Abstract
OBJECTIVE:
To compare the abortifacient efficacy and side-effects of 200 mg and 600 mg of mifepristone, followed by gemeprost 1 mg vaginally, at 57 to 63 days' gestation.
DESIGN:
Double-blind, randomized controlled trial.
SETTING:
Ten international centers.
SUBJECTS:
Eight hundred and ninety-six healthy women requesting medical abortion.
INTERVENTIONS:
Participants were randomly assigned to receive a single oral dose of mifepristone of either 200 mg or 600 mg followed in 48 h by gemeprost 1 mg vaginally. The allocation sequence was concealed by using a central pharmacy, and double masking was maintained throughout the study.
MAIN OUTCOME MEASURES:
Complete abortion rate was the principal outcome measure.

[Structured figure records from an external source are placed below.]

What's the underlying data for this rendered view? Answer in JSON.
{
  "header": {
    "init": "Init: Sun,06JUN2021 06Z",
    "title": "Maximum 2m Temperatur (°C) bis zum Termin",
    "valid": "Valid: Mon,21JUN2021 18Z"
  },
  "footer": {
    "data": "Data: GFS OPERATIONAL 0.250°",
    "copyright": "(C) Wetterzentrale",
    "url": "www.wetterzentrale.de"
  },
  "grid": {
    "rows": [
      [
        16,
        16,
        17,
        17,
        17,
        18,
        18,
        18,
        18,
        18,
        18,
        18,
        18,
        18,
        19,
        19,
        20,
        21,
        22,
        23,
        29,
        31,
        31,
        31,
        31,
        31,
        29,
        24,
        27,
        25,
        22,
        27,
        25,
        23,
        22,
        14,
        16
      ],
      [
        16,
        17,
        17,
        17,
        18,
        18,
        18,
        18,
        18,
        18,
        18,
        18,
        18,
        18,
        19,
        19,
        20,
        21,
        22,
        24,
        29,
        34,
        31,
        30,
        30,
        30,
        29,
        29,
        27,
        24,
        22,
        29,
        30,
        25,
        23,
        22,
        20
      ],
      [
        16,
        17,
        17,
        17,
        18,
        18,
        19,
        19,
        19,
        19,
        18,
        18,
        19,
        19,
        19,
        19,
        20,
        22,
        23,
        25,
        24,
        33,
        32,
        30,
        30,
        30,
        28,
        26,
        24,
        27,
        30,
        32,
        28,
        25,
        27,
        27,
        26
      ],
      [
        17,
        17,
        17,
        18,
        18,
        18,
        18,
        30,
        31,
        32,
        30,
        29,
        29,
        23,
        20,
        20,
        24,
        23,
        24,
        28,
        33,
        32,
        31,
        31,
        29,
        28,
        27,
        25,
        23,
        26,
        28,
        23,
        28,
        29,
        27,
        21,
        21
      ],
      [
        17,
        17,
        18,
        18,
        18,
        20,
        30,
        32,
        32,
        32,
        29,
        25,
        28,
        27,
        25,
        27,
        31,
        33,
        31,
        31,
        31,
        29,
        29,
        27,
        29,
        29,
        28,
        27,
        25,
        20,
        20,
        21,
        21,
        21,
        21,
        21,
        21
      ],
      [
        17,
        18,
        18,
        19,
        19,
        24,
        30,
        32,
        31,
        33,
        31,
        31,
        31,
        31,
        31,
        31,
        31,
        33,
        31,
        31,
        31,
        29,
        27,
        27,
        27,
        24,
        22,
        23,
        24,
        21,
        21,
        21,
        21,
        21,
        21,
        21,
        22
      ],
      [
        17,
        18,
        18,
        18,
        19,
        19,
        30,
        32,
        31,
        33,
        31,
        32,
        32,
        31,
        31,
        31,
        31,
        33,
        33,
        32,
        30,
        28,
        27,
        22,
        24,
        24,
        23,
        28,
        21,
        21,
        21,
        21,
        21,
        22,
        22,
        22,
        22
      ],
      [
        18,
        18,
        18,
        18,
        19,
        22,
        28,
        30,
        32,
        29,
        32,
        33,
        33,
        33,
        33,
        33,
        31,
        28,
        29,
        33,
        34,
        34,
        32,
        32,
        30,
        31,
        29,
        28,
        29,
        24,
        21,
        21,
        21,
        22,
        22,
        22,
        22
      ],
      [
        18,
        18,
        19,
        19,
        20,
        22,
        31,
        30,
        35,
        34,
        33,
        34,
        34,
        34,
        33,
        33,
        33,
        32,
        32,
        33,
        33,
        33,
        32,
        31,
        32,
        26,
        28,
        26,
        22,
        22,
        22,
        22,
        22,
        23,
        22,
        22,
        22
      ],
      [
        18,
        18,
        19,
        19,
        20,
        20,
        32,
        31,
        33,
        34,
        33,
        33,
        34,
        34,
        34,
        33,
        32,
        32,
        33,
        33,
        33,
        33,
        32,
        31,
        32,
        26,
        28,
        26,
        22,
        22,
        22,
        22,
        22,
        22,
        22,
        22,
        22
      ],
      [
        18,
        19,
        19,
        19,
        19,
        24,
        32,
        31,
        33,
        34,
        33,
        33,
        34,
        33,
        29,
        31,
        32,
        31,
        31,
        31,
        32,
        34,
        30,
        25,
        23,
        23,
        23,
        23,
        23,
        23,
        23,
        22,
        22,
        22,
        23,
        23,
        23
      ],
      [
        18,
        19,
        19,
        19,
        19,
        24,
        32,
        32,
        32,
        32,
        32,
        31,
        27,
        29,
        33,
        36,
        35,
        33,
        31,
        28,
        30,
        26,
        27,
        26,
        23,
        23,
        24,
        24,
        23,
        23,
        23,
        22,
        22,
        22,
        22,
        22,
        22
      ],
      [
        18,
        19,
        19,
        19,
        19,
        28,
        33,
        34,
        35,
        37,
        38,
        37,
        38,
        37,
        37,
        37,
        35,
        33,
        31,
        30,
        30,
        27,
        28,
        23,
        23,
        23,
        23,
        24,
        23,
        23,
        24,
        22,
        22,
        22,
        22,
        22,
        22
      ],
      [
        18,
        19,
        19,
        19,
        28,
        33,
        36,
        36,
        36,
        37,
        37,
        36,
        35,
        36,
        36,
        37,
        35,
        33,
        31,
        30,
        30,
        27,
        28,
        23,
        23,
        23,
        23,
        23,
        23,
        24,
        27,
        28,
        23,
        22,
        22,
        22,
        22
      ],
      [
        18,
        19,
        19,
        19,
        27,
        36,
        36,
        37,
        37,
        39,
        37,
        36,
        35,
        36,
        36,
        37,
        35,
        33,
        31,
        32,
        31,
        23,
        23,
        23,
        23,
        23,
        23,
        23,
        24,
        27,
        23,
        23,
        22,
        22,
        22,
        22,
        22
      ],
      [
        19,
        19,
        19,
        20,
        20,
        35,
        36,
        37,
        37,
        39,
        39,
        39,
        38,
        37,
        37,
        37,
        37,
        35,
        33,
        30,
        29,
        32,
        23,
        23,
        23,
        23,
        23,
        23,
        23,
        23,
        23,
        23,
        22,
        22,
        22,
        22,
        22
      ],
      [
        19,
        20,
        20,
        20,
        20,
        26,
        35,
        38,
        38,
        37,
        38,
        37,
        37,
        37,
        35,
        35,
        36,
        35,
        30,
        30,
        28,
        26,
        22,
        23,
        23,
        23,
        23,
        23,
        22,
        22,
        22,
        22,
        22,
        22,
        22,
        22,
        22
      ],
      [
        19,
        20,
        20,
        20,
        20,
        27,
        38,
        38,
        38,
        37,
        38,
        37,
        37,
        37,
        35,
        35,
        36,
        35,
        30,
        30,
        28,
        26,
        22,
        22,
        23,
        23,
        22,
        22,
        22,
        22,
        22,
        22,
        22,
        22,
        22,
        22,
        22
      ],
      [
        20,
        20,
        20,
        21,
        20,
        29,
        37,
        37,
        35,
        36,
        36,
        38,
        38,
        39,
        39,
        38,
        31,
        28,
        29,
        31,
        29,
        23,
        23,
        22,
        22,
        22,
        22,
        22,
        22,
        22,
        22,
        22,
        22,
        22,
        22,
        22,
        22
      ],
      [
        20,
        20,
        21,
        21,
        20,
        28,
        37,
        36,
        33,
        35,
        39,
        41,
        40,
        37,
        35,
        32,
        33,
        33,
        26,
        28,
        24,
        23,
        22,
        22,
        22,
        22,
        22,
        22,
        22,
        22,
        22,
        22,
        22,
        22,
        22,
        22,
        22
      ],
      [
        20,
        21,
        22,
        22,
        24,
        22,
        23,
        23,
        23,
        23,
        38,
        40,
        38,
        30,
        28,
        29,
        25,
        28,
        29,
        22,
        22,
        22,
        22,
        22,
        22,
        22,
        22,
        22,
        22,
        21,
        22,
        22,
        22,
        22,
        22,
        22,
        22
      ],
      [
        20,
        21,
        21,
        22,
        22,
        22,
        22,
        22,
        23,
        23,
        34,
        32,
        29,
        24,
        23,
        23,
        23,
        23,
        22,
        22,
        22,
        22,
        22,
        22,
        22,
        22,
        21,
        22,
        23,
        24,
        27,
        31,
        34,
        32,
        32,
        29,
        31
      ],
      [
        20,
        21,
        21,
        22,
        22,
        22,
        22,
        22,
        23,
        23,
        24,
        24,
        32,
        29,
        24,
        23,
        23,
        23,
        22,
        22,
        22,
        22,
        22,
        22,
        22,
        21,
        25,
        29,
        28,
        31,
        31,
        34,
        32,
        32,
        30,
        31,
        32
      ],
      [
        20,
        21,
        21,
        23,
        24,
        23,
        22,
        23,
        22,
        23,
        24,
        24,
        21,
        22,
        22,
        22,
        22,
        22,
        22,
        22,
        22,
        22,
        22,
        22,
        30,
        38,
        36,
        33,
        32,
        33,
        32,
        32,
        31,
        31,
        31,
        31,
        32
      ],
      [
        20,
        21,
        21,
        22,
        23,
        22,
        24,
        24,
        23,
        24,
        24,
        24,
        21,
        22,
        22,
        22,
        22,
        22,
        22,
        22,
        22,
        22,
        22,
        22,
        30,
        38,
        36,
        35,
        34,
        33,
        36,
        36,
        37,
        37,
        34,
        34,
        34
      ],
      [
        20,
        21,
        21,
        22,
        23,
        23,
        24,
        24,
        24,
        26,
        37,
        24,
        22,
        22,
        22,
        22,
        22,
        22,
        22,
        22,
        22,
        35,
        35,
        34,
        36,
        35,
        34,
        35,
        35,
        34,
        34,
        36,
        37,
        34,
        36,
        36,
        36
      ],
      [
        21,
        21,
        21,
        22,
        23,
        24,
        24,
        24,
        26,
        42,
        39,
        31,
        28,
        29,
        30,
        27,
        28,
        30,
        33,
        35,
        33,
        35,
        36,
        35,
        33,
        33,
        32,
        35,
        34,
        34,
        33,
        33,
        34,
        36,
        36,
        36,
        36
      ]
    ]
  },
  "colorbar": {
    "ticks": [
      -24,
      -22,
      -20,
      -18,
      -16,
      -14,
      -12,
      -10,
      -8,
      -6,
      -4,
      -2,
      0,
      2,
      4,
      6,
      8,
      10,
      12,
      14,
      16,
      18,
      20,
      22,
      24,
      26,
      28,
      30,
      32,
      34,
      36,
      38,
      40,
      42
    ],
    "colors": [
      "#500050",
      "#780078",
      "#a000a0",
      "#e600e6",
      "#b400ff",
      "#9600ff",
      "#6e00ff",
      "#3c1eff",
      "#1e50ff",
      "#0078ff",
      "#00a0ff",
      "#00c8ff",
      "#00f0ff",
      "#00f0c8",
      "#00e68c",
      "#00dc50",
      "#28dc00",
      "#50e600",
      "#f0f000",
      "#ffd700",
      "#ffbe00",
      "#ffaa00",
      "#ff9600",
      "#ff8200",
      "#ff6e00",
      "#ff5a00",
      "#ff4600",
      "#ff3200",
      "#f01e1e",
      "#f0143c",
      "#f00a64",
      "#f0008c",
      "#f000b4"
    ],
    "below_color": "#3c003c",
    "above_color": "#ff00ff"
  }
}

We also evaluated the incidence of side-effects and time to abort.
RESULTS:
The complete abortion rate with the lower dose of mifepristone was similar to that with the higher dose (92.4% vs. 91.7%). The relative risk of failure to achieve a complete abortion with the 200 mg dose compared to 600 mg dose was 0.9 (95% CI 0.6-1.4). The timing of the abortion and the incidence of side-effects were comparable in both groups, with the exception of reported nausea at one-week follow-up which was reported more frequently by women in the higher-dose group.
CONCLUSIONS:
The 200 mg dose of mifepristone is equally as effective as the 600 mg dose in the antiprogestogen-prostaglandin regimen for pregnancy termination. With vaginal gemeprost, the abortifacient efficacy of the regimen remains high at 57-63 days' gestation.